According to psychiatrist Dr David Veal: “Two out of three of all the patients who come to see me with Body Dysmorphic Disorder since the rise of camera phones have a compulsion to repeatedly take and post selfies on social media sites.”

I’ve personally seen this with some of my own friends. They might take several selfies over and over again until they find the right one. Picking out details about their eyebrows, skin, noses, smiles, teeth, hair and so forth, all in an attempt to find the perfect angle to make the perfect picture.

Seeing other peoples pictures on social media, seeing the attention they may or may not get, we end up comparing ourselves and the fine details of our looks. Overtime, an obsession builds and our looks become increasingly more important to us. Something I feel we should be focusing less and less on versus more and more.

Narcissism, being obsessed with receiving recognition and gratification from ones looks, vanity and in an egotistical manner, is becoming a big problem in our digital age. I personally feel a big part of this stems from judgement of self, judgement of others and pop culture. There is a huge lack of addressing these personal issues within the education system or other programs youth and other young people have access to. We focus so much on educating a person to become a trained member of society, but we do nothing for their own personal development as a person. This is a very important aspect of personal development that I feel should be at the forefront of our education system.

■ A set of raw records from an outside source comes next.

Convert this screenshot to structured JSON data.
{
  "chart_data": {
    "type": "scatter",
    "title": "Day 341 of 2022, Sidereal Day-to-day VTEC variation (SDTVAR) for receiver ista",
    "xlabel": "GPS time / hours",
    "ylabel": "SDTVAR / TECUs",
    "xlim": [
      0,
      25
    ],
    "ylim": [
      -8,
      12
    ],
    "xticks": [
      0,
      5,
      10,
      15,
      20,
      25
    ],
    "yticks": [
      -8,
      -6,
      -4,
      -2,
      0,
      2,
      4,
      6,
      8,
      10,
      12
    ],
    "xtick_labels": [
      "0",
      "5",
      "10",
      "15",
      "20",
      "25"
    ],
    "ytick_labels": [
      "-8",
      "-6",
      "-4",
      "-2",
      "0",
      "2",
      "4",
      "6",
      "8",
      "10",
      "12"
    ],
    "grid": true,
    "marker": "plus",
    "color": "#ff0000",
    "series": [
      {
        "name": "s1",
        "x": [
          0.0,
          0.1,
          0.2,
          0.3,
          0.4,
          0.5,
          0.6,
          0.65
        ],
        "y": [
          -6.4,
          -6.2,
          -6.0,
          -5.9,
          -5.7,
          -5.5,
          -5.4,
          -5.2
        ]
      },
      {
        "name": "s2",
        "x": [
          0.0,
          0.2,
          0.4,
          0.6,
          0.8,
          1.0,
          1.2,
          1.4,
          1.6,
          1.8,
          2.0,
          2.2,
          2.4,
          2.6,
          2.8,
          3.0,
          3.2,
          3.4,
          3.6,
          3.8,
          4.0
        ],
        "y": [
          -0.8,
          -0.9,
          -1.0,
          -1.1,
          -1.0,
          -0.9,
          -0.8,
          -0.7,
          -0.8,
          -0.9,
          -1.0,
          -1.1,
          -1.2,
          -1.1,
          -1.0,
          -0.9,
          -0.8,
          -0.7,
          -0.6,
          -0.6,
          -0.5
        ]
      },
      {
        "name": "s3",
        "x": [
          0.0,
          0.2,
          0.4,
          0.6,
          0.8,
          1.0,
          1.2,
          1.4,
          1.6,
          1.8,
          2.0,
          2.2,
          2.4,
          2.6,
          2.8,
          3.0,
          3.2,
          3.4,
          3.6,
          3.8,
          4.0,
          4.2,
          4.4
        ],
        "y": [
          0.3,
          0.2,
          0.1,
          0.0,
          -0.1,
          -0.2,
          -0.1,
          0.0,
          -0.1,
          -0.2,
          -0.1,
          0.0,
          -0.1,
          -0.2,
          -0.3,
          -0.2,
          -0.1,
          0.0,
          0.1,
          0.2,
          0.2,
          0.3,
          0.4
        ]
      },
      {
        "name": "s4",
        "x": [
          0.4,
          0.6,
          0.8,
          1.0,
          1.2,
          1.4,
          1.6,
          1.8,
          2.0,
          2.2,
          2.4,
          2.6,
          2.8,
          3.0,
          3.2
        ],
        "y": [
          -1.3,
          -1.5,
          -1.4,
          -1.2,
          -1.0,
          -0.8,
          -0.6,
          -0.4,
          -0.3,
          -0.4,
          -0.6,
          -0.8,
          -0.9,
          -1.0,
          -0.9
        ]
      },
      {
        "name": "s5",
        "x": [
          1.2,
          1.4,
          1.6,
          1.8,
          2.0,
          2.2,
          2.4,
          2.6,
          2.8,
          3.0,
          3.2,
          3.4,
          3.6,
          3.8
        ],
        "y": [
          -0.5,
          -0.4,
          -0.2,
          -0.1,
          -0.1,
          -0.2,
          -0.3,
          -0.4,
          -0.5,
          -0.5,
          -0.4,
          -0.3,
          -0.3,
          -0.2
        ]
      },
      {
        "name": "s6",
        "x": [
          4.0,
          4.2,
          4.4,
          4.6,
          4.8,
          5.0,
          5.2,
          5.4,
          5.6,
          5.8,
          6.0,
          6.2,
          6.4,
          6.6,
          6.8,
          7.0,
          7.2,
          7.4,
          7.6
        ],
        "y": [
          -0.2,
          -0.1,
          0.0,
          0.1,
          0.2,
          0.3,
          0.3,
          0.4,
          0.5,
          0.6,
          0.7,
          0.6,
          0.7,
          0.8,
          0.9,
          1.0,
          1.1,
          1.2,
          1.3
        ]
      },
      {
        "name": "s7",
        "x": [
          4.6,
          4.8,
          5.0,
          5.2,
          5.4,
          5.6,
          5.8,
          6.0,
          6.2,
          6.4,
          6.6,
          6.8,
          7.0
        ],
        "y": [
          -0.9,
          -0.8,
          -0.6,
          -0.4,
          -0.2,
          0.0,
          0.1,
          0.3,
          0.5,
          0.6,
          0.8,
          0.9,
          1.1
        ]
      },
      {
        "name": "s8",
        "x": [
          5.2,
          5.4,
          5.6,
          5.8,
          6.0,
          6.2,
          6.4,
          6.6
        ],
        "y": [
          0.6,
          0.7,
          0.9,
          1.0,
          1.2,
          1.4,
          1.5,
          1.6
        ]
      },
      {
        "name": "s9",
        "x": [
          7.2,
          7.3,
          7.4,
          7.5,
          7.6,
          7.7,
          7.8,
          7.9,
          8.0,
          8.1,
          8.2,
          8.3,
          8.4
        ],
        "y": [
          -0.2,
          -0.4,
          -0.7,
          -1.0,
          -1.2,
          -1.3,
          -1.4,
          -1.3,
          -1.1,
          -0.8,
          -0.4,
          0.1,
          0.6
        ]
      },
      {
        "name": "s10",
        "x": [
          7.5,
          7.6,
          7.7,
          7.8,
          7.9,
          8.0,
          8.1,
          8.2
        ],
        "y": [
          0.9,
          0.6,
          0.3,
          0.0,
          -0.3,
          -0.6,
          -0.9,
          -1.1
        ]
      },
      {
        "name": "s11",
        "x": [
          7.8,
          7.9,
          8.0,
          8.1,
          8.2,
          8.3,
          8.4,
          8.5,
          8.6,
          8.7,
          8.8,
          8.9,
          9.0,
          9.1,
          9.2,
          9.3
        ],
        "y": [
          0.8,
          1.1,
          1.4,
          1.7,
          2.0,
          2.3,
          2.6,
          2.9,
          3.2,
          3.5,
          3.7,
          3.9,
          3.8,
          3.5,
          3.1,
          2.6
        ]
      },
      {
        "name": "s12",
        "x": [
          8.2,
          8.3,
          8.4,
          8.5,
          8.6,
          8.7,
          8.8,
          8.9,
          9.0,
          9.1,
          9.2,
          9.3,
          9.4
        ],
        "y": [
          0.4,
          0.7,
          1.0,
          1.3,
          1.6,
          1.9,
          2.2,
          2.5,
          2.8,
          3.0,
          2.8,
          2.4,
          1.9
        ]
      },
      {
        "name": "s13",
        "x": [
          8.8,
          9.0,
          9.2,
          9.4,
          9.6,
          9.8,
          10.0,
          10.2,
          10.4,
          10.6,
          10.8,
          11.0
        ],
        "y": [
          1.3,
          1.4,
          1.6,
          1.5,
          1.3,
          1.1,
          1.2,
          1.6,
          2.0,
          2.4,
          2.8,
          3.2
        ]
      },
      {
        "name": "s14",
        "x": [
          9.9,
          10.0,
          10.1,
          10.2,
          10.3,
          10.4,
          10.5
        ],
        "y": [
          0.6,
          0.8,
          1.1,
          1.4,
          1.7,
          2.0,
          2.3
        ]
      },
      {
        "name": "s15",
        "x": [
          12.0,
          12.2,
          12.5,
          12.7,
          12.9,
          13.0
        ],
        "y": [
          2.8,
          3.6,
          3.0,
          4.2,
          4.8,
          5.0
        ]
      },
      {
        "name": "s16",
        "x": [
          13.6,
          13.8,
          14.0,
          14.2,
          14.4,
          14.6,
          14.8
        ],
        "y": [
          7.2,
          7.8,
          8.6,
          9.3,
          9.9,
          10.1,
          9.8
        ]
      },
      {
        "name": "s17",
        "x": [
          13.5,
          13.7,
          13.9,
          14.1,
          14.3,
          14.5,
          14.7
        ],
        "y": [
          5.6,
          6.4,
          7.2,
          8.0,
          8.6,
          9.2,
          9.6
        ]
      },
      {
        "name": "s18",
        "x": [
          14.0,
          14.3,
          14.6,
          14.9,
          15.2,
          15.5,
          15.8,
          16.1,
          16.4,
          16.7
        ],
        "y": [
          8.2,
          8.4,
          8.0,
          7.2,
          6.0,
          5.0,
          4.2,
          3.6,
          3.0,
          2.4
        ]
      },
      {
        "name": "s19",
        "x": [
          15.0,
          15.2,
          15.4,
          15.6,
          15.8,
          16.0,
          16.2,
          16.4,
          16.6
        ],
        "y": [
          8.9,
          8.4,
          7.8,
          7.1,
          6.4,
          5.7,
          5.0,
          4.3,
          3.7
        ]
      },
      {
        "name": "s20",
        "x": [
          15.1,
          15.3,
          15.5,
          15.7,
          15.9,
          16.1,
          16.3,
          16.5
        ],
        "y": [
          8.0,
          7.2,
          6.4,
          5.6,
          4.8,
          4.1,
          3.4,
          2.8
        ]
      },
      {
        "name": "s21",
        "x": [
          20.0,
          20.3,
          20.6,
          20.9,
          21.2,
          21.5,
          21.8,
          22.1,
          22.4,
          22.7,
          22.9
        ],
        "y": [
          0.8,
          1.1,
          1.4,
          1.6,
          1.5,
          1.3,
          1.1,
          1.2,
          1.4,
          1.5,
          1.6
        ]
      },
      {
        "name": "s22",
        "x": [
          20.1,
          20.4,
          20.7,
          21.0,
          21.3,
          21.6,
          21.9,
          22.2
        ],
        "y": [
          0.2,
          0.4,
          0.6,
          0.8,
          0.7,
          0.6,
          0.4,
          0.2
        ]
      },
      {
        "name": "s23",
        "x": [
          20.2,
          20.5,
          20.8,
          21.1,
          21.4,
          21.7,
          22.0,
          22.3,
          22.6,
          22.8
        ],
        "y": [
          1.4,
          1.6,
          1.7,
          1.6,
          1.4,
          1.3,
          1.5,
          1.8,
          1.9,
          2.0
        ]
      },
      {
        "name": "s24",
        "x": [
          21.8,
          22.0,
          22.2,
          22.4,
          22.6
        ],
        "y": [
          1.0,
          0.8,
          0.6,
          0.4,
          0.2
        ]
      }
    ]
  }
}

The addiction to selfies has also alarmed health professionals in Thailand. “To pay close attention to published photos, controlling who sees or who likes or comments them, hoping to reach the greatest number of likes is a symptom that ‘selfies’ are causing problems,” said Panpimol Wipulakorn, of the Thai Mental Health Department.

The doctor believed that behaviours could generate more mental issues in the future, especially those related to lack of confidence.

The next time you go to post an image of yourself online, or even when you go out for the day, observe yourself and find out how much of your thoughts are based on how you look, what you think others will think of you and how you might be using your looks to try and make you feel good for a short period of time. From there you can work on accepting every aspect of who you are as being perfect and as it needs to be without needing to look outside yourself for self-love. You are much more than your looks.